Big Hearts, Tiny Home

Annie Wright Schools’ first year with an Upper School for Boys wrapped up this week with a send-off of a tiny home designed and built for the homeless by ninth grade boys. The house, which combines a sleek look with a practical design that prioritizes storage space and comfort, left its building location in Annie Wright’s parking lot on June 13. Its final destination? Nickelsville Georgetown Tiny House Village, the fourth City of Seattle sanctioned homeless encampment.

By getting involved in such a project, ninth grade boys at Annie Wright got a hands-on learning experience in power tools and empathy. They also have a greater appreciation for all the work going into the construction of the new Upper School for Boys, which is scheduled for completion in the fall of 2019, on the Annie Wright campus.

“We’re starting a new school and building a new building on campus, so we thought we should learn about the design process for that building by designing our own,” said Joe Romano, teacher of the Architecture and Design class. But Romano wanted the class to go far beyond the logistical elements of architecture and design.
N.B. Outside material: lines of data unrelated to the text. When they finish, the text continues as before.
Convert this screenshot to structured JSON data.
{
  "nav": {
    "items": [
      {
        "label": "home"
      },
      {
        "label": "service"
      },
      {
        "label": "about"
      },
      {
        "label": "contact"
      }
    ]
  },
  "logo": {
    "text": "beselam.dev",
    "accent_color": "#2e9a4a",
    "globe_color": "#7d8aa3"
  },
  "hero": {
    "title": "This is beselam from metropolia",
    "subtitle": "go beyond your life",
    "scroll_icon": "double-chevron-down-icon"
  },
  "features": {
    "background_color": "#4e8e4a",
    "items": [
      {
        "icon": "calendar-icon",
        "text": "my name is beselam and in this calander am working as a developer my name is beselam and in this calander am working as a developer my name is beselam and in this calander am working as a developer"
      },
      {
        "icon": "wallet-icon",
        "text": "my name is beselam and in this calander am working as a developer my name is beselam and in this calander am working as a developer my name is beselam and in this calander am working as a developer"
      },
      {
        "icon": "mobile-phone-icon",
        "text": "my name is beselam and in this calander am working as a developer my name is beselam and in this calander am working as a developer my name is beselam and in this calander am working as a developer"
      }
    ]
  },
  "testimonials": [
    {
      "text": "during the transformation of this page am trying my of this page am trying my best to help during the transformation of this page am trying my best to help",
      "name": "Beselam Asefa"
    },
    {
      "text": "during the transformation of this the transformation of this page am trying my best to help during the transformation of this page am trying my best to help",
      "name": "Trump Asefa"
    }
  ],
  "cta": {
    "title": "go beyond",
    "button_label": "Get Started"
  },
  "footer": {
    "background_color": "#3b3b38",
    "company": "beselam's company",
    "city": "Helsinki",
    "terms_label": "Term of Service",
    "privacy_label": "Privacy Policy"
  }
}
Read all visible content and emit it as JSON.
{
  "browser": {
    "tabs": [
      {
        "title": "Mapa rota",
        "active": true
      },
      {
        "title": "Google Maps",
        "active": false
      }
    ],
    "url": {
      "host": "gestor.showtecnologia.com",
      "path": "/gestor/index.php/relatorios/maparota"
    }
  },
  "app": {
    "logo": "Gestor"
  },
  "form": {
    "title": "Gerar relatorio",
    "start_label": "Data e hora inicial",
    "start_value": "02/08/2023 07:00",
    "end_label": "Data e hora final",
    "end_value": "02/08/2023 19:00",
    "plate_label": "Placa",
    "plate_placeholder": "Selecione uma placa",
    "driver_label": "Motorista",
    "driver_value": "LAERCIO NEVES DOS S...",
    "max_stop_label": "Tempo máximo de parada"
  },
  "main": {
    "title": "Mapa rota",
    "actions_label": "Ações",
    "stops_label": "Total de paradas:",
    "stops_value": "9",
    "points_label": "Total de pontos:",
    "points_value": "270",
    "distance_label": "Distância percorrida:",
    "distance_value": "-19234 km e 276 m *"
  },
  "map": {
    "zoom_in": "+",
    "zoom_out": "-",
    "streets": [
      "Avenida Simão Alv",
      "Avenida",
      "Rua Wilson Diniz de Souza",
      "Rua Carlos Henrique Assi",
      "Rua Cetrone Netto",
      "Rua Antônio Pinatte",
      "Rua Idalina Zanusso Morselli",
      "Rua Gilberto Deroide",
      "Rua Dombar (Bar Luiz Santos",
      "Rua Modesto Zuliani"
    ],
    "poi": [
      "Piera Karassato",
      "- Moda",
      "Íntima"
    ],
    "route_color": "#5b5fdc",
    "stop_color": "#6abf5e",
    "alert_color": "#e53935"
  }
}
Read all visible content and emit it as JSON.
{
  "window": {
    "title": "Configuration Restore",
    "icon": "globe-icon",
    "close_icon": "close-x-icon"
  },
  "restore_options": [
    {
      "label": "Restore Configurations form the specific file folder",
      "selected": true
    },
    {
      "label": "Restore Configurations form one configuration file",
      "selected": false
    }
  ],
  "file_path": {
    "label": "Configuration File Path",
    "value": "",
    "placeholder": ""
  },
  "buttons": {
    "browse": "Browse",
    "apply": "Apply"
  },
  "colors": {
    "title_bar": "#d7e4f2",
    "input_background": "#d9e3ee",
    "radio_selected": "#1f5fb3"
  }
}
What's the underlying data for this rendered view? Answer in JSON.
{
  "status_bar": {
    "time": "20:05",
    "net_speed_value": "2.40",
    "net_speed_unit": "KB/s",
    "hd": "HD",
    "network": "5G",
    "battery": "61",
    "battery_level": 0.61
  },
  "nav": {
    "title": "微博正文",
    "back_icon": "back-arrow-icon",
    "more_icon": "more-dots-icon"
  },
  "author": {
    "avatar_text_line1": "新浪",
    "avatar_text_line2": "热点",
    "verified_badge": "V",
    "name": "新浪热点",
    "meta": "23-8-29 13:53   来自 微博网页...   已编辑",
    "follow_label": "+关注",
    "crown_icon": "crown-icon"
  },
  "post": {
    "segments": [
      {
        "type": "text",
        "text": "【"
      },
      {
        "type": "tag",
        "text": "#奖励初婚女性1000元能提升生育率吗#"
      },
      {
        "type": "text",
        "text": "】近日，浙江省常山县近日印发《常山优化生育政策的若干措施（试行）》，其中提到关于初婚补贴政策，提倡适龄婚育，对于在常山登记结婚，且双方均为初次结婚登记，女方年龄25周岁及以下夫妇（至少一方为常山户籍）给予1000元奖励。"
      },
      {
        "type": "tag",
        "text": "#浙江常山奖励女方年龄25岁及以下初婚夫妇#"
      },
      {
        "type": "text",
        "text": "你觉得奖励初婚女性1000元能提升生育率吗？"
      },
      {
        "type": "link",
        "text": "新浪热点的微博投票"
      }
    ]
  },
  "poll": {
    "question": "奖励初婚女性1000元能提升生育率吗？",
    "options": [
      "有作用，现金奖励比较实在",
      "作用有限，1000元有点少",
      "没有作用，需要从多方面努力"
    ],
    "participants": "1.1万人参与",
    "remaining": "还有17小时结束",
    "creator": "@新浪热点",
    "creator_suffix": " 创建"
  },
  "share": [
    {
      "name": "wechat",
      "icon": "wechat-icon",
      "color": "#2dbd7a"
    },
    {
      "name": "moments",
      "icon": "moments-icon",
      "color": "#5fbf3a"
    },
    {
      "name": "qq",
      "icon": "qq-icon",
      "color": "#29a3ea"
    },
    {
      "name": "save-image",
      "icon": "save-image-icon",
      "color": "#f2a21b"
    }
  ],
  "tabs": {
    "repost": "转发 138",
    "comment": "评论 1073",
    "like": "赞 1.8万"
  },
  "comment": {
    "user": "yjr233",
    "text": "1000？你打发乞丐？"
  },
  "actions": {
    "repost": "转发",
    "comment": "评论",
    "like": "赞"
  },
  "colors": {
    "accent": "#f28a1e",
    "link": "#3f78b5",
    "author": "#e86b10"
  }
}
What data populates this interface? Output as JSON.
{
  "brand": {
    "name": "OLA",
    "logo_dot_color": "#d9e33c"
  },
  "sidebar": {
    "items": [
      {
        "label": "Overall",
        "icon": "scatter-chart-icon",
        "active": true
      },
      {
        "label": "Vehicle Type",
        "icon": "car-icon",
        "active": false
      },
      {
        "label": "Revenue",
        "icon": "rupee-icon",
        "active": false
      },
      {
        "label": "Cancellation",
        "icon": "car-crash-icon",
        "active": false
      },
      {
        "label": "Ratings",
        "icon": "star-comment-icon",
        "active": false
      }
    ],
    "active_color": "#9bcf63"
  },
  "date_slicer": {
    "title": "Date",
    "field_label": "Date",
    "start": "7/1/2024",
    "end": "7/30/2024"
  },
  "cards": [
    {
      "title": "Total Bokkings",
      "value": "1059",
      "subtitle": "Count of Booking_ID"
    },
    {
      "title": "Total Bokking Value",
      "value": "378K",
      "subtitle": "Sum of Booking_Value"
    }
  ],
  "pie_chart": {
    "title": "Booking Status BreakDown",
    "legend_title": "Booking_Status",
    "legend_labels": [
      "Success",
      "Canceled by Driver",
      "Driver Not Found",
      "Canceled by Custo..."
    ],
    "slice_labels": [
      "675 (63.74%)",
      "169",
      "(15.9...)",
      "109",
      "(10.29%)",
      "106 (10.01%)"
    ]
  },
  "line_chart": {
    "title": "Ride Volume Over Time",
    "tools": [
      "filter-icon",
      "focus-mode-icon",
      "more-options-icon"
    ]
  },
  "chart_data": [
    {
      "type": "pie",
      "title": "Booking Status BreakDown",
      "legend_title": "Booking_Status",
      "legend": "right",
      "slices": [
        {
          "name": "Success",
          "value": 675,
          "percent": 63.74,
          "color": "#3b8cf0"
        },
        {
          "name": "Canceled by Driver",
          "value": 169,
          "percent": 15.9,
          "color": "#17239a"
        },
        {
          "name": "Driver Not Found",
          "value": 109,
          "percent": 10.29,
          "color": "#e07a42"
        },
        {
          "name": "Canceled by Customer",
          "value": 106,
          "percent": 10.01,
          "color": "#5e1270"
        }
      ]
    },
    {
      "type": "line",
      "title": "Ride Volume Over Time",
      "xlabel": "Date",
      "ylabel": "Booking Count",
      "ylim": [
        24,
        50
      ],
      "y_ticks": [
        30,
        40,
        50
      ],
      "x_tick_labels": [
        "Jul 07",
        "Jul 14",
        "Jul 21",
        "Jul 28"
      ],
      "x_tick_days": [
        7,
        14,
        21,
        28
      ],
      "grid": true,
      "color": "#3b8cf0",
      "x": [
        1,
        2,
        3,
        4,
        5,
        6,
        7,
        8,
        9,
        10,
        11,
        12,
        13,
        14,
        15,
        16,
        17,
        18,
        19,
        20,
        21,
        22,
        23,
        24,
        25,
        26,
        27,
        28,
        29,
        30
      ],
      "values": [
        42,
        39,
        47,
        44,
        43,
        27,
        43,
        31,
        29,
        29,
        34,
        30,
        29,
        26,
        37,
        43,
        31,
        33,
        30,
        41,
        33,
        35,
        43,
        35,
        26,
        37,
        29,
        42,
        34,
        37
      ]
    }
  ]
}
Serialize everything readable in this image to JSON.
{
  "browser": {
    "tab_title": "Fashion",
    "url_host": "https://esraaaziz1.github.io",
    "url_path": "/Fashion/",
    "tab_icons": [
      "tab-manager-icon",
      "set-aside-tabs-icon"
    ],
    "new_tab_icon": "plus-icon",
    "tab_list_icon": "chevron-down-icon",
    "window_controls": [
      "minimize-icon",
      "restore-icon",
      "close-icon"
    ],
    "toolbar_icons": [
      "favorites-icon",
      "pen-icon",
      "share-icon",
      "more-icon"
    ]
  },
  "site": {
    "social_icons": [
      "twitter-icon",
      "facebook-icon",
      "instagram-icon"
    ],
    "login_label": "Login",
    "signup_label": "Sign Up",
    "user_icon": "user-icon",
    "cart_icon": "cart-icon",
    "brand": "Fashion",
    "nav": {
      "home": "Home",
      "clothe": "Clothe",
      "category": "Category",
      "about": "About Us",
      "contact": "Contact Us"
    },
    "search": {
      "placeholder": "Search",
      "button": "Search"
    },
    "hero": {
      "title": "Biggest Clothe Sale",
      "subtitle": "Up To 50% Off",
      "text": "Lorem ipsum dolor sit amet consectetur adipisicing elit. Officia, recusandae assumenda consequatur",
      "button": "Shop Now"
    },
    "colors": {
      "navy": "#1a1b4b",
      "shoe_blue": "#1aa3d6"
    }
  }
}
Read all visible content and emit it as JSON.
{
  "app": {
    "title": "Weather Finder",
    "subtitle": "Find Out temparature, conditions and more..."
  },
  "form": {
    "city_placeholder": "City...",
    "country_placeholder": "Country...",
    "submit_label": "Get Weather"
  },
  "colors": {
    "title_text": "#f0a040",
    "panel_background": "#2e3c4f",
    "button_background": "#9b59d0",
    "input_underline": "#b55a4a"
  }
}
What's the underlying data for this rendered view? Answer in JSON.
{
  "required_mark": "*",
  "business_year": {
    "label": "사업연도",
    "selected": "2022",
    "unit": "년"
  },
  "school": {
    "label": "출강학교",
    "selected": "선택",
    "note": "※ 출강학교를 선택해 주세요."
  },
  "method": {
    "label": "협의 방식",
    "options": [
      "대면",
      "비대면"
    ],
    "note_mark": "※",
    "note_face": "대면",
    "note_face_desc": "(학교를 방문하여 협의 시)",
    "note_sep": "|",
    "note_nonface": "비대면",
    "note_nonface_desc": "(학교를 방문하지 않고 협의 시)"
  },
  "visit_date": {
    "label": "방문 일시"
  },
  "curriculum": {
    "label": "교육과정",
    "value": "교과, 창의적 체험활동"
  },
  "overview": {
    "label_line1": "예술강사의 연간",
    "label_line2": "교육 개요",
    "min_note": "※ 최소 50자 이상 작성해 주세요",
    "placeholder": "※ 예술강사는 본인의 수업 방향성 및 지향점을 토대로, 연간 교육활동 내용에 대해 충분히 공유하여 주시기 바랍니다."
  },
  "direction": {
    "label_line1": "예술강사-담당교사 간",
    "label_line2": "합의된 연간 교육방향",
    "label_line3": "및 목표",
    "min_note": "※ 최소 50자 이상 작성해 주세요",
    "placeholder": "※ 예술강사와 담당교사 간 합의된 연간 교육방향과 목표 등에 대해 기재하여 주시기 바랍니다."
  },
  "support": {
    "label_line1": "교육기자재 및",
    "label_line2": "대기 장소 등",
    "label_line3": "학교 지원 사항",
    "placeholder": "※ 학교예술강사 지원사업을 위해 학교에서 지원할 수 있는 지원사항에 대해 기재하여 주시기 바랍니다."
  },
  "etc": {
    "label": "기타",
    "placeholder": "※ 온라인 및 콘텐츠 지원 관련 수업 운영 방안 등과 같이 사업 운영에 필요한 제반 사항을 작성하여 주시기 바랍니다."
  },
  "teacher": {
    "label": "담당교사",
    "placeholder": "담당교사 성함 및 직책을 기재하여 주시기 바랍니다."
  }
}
“When I think about design, I think about design for impact,” he said. “It’s important to look at problems that exist in a community and think about how we can use a design mindset to solve those problems. Homelessness is one of the greatest challenges in the region, especially up and down I-5. I think it’s important that we make a contribution to people experiencing homelessness by doing something like this.”

tiny home

The home’s functional and stylish interior. The lower bed platform also serves as a large storage compartment. Photo courtesy of Zoe Branch.

Over the course of the school year, the boys studied homelessness, design, and architecture; they visited Georgetown Village to interview people experiencing homelessness about what they would like in a home; they received feedback on their architectural drawings from Mithun, the same architecture firm designing their to-be classroom space; and they built a fully functional two-person tiny home in three months.

This kind of project at Annie Wright had never been undertaken before, and it was pulled off thanks to the support of many organizations. The nonprofit Sawhorse Revolution, which has been instrumental in the construction of many of the homes in Georgetown Village, provided sponsorship and design advice, and two community volunteers — contractor Tyler Kolbo and retired Boeing employee Karl Stromvall — helped Romano supervise the building process.

With a successful sendoff to such a highly ambitious project, it seems certain that this class will be offered for many years to come. Romano said that Annie Wright is likely to continue its partnership with the Low Income Housing Institute and Nickelsville until a tiny house village is implemented in Tacoma as a partial solution to homelessness.